Consider the equation $$\frac{\partial \vec\omega}{\partial t}+(\vec u \cdot \nabla)\vec \omega=(\vec\omega \cdot \nabla)\vec u $$ where $\vec \omega = \nabla \times \vec u$. If $\vec u$ is 2-dimensional, i.e., $\vec u = (u_1, u_2, 0)$ and $\partial \vec{u} / \partial x_3 = 0$, then show that $\vec \omega $ is constant.
Clearly I need to show that $\partial \vec \omega/\partial t=0$ but I'm unsure of how to show that $(\vec u \cdot \nabla)\vec \omega$ and $(\vec\omega \cdot \nabla)\vec u$ are zero.
You're misinterpreting "constant" - it must mean that the material derivative $d\omega / dt = 0$, not that $\partial \omega/\partial t = 0$. Thus the vorticity will be constant if measured by an observer moving with the fluid, but not if measured at a fixed point. (For a counterexample to $\partial_t \omega = 0$, consider the field $u=(x y, - y^2 / 2,0)$, which even satisfies $\nabla \cdot u = 0$.)
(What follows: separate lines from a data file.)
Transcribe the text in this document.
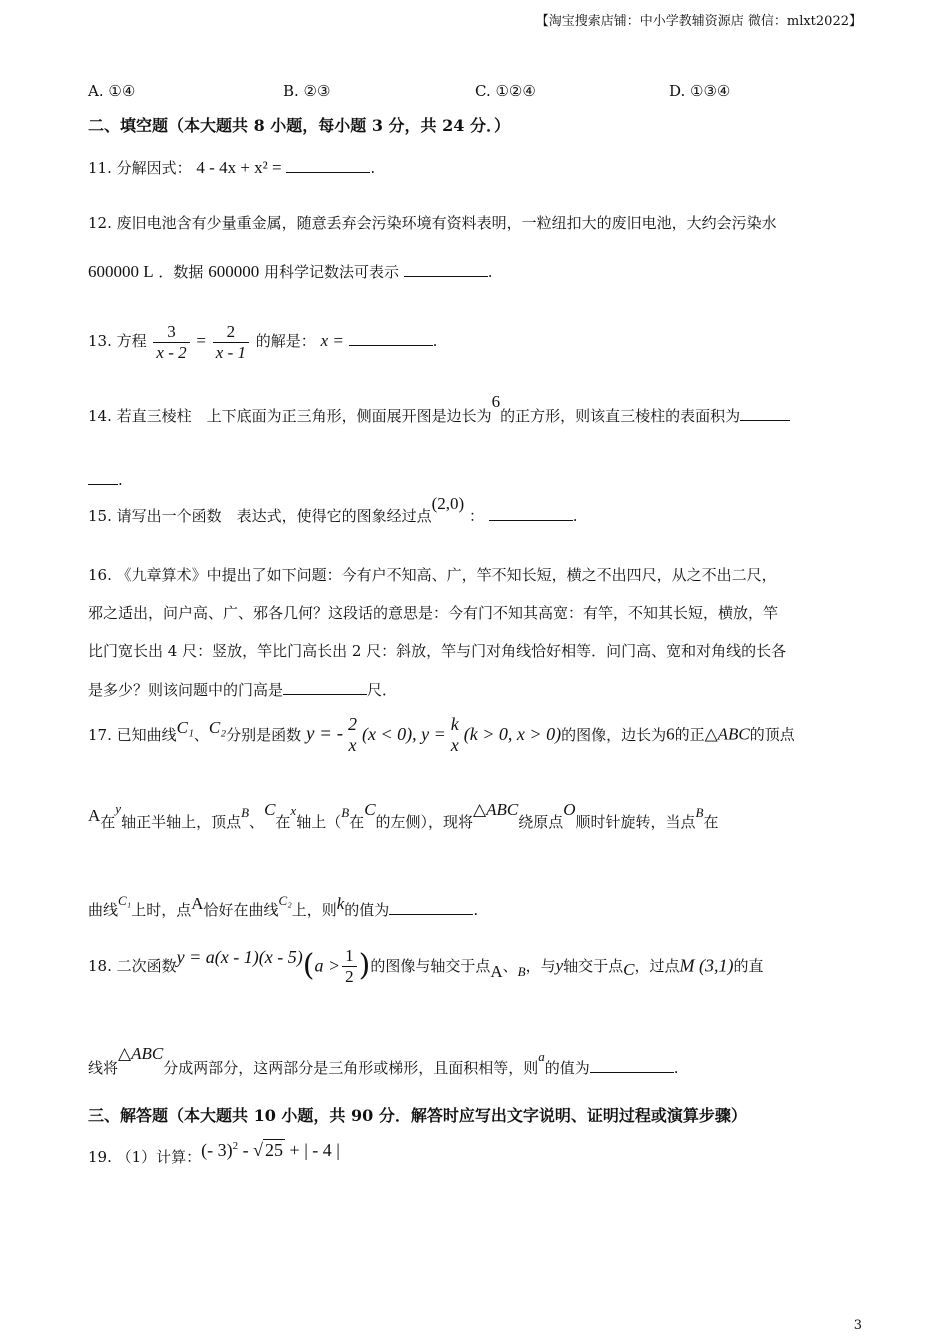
【淘宝搜索店铺：中小学教辅资源店 微信：mlxt2022】
A. ①④	B. ②③	C. ①②④	D. ①③④
二、填空题（本大题共 8 小题，每小题 3 分，共 24 分．）
11. 分解因式： 4 - 4x + x² =	.
12. 废旧电池含有少量重金属，随意丢弃会污染环境有资料表明，一粒纽扣大的废旧电池，大约会污染水
600000 L ．数据 600000 用科学记数法可表示	.
13. 方程 $\frac{3}{x - 2} = \frac{2}{x - 1}$ 的解是： x =	.
14. 若直三棱柱　上下底面为正三角形，侧面展开图是边长为6的正方形，则该直三棱柱的表面积为
.
15. 请写出一个函数　表达式，使得它的图象经过点(2,0) ：	.
16. 《九章算术》中提出了如下问题：今有户不知高、广，竿不知长短，横之不出四尺，从之不出二尺，
邪之适出，问户高、广、邪各几何？这段话的意思是：今有门不知其高宽：有竿，不知其长短，横放，竿
比门宽长出 4 尺：竖放，竿比门高长出 2 尺：斜放，竿与门对角线恰好相等．问门高、宽和对角线的长各
是多少？则该问题中的门高是	尺．
17. 已知曲线C₁、C₂分别是函数 y = - 2
x
(x < 0), y = k
x
(k > 0, x > 0)的图像，边长为6的正△ABC的顶点
A在y轴正半轴上，顶点B、C在x轴上（B在C的左侧），现将△ABC绕原点O顺时针旋转，当点B在
曲线C₁上时，点A恰好在曲线C₂上，则k的值为	.
18. 二次函数$y = a(x - 1)(x - 5)(a > \frac{1}{2}$ )的图像与轴交于点A、B，与y轴交于点C，过点M (3,1)的直
线将△ABC分成两部分，这两部分是三角形或梯形，且面积相等，则a的值为	.
三、解答题（本大题共 10 小题，共 90 分．解答时应写出文字说明、证明过程或演算步骤）
19. （1）计算：(- 3)$^2$ - √ 25 + | - 4 |
3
Since $$\frac{d \omega }{ d t }= \frac{\partial \omega }{ \partial t }+ (u \cdot \nabla) \omega,$$ to show that $d \omega / dt = 0$ from the given evolution equation we just need to show that $(\omega \cdot \nabla) u = 0$. This is simple: since $u$ is two-dimensional, the only non-zero partial derivatives $\partial_i u_j$ are when both $i,j$ are $1$ or $2$, so the curl must be in the $x_3$ direction; but we know by assumption that $u$ is constant in the $x_3$ direction.